A hammock suspension, sometimes called as fixed-fixed flexure shown above is formed of four identical guided beams joined at the corner of a central mass. Guided beam is a common type of beam used in MEMS which has one end fixed and the other end is guided. For analysis, each guided beam can be considered as two cantilevers in series.

In this analysis all four beams are considered in calculating the effective spring constant of the suspension. If you wish to find the spring constant for just one beam, divide the result by 4 since the four beams are in parallel.

The suspension allows lateral movement in the X axis and vertical movement in Z axis. It is often used for comb drives, MEMS switches and MEMS varactor. It also has an out-of-plane movement perpendicular to the plane of the mass in Z direction.
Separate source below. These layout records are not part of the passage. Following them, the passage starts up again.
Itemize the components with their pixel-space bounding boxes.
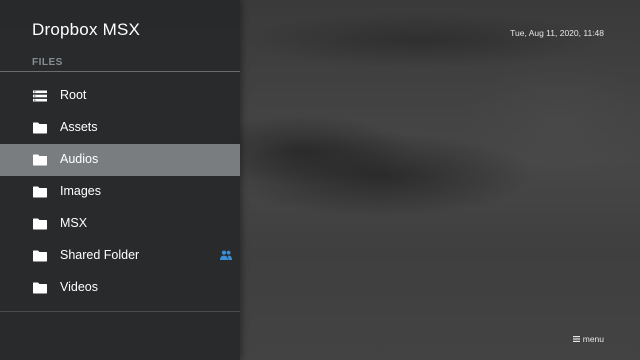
list-item-msx[interactable]: MSX	[0, 208, 240, 240]
sidebar: Dropbox MSX FILES Root Assets Audios Ima…	[0, 0, 240, 360]
list-item-images[interactable]: Images	[0, 176, 240, 208]
people-icon	[220, 250, 232, 260]
hamburger-icon	[572, 336, 580, 342]
folder-icon	[33, 122, 47, 134]
folder-icon	[33, 154, 47, 166]
list-item-label: Assets	[60, 120, 98, 134]
list-item-label: MSX	[60, 216, 88, 230]
list-item-root[interactable]: Root	[0, 80, 240, 112]
list-item-label: Images	[60, 184, 101, 198]
section-label-files: FILES	[32, 57, 63, 68]
list-item-shared-folder[interactable]: Shared Folder	[0, 240, 240, 272]
status-datetime: Tue, Aug 11, 2020, 11:48	[510, 28, 604, 38]
menu-button[interactable]: menu	[572, 334, 604, 344]
divider	[0, 71, 240, 72]
folder-icon	[33, 186, 47, 198]
folder-icon	[33, 250, 47, 262]
folder-icon	[33, 218, 47, 230]
list-item-label: Audios	[60, 152, 99, 166]
list-item-assets[interactable]: Assets	[0, 112, 240, 144]
menu-label: menu	[582, 334, 604, 344]
list-item-videos[interactable]: Videos	[0, 272, 240, 304]
app-title: Dropbox MSX	[32, 20, 141, 39]
list-item-audios[interactable]: Audios	[0, 144, 240, 176]
folder-icon	[33, 282, 47, 294]
file-list: Root Assets Audios Images MSX Shared Fol…	[0, 80, 240, 304]
list-icon	[33, 90, 47, 102]
list-item-label: Shared Folder	[60, 248, 140, 262]
list-item-label: Videos	[60, 280, 98, 294]
list-item-label: Root	[60, 88, 87, 102]
divider	[0, 311, 240, 312]
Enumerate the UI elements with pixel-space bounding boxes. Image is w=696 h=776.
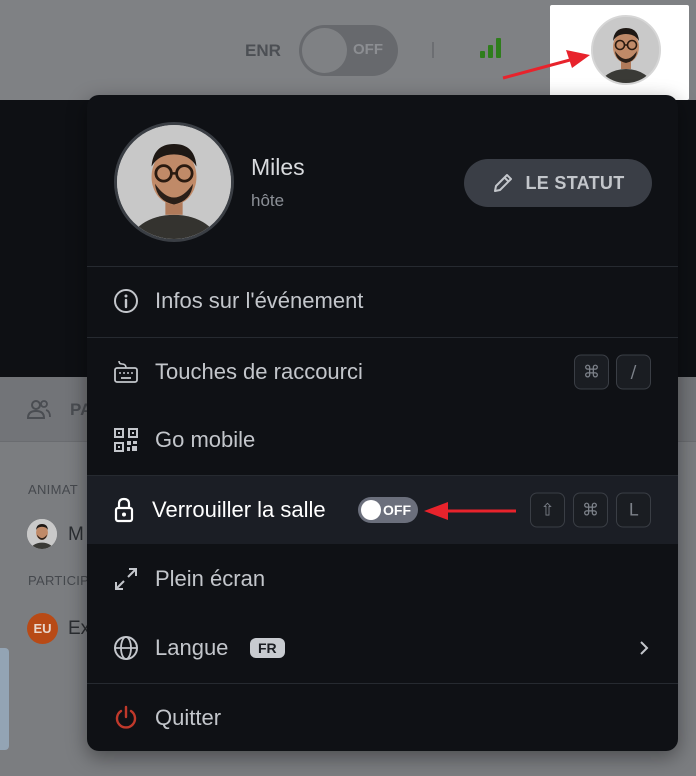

The stiffness in these two directions can be varied by changing the width to thickness ratio of the beam. This suspension is very stiff in the axial Y direction, but introduces a non-linear factor to it. The stiffness of this suspension in all the three axis directions can be found out using this design interface.

The plot shows lateral to vertical stiffness ratio (stiffness in X over Z) over the ratio of width to thickness (w / t) of the beam when the length is held constant. Increase the thickness to improve the sensitivity to lateral movement.


-The beam has uniform rectangular cross section.
-The beam has small deflection and has small angle or rotation
-No axial loading and no shear deformation.
-Residual stress is not considered.  The beam will buckle if residual stress is more than the critical stress.
-Only bending effects are considered. Axial deformations are assumed to be small compared to bending effects.